The figure may be higher, Town Manager Gilbert Davidson said in an interview, "on the magnitude of $3 million to $4 million." The higher sum factors in "the uncertainty with the state" and its sharing of revenue, as well as sales tax projections.

The Marana Town Council has instructed Davidson not to seek higher sales taxes, higher fees or property tax revenues, and to protect Marana's reserves, positions made clear at a February council meeting.

"The direction we've been given is 'let's not look at increasing revenue, let's not put the burden back on the individual citizen,'" Davidson said after that Feb. 9 meeting.

That means Marana must cut its spending, a year after it reduced its general fund spending by 19 percent, or some $7 million, to a 2009-'10 general fund spending plan of $30.47 million.

With the council's direction, "it's a pretty simple equation," Davidson said.

"But it's not simple to solve," public information officer Rodney Campbell added.

"We've got our work cut out for us," Davidson acknowledged.

To begin that work, the town council has approved an expanded voluntary severance program for its employees, to now include sabbatical leaves (see related story).

Cuts won't be made across the board. Each town department has "a different budget situation," Davidson said. "Ten percent to one department could be absorbed without too much impact. For another, you could have major disruption to the function they provide to the community."

That said, "every department will keep contributing, and help share in this responsibility," Davidson said. "I don't want to send the message" that a department is immune from reductions. That includes the town manager; Davidson, and others, have given up their town-funded cell phones, relying instead on their personal devices. That will save the town at least $24,000 a year. Fleet management savings, the holding of seven employee vacancies without replacements, and technology consolidation are adding to the immediate savings.

"We want to spread this budget challenge across as many areas as possible, without decimating the many wonderful services we provide," Davidson said.

Davidson has scheduled community meetings on the budget situation (see related story), and he's gone to homeowners associations and "any group willing to listen," telling people "what we're facing.

"We've gotten some good thoughts and ideas," Davidson said. People are "sympathetic, and certainly very much aware" of Marana's budget straits.
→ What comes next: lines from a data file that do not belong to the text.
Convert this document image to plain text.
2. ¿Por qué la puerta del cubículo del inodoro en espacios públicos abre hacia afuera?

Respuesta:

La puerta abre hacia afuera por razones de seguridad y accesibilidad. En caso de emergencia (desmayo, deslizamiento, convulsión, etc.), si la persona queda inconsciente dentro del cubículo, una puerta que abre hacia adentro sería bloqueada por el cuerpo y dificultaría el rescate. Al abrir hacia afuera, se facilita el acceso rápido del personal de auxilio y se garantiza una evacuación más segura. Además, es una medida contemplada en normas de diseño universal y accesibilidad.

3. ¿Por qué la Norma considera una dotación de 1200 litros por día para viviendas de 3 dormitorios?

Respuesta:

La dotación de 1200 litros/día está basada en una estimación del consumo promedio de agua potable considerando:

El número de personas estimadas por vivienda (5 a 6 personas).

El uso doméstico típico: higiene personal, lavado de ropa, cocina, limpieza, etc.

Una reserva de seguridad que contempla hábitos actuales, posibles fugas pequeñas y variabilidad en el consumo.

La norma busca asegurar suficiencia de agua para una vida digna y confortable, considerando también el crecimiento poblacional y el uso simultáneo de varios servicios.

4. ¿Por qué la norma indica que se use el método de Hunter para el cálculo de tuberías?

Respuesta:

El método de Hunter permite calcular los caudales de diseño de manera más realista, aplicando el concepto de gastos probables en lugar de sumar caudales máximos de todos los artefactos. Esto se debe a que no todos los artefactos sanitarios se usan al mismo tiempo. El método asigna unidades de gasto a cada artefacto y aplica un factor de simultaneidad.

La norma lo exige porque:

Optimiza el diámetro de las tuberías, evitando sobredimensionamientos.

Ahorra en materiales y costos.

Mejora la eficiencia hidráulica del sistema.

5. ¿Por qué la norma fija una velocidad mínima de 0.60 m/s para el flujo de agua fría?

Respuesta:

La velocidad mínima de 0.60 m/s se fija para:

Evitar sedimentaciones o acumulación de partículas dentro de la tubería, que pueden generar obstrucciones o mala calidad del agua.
Davidson wants the public's involvement. If a program is in jeopardy, he supports "letting those constituents know the service is going to be ended, or if you want to continue the service, the true cost will be X," he said.

He has his direction from the council, and its offer to help with decisions.

"My job as the town manager is to make sure they have as many choices, as accurate information as possible, to make an informed decision on behalf of the community," Davidson said. "It's their choice."

"If you want me to just come back with a budget, I don't think you will like the recommendations," Davidson told the council in February. "Cutting out $4 million is going to be cutting out huge chunks of personnel and programs," regardless of whether council or staff makes the cuts.

"This year is the year we're going to have to make some of those choices we absolutely did not want to make last year," said Councilman Jon Post.

"There will be impacts to personnel, there's no question about it," Davidson said. "There will be impacts to services, no question about it."

"I appreciated the concessions the employees made" a year ago, saving the town's budget some $500,000, Councilman Russell Clanagan said. "I hope you don't close the door, you and staff, to come up with solutions and recommendations. We are a part of the solution. We are not saying 'you figure it out and come back.'"

But, he added, "we cannot maintain these levels we had in the past."

Mayor Ed Honea said the state of Arizona is "probably going to come after us, and not just us, every city and town in the state," the mayor said. "Basically, Arizona is bankrupt. … It might mean closing the senior center, eliminating the parks programs completely. That's the kinds of decisions we're probably going to have to make."

"We had additional options last year," Davidson said. "We had not dug into the budget. We have dug in so much further. Those options are gone. Now, we have to do really creative things, and try to minimize the personnel impacts as much as possible."



Town adds sabbatical leave to expense reduction options


In an effort to reduce its spending, Marana has added an employee sabbatical leave program to a pair of voluntary reductions offered to town employees.

Suzanne Machain, Marana's director of human resources, told the town council on Feb. 9 that the town's voluntary "separation incentive plan" and "worker recession assignment program" had been modified to reflect "lessons learned from last year."

Between March 1 and April 30 this year, regular, full- and part-time classified and unclassified employees may choose voluntary resignation or retirement. The election period is longer than that of a year ago, when 20 full-time equivalent people chose to leave.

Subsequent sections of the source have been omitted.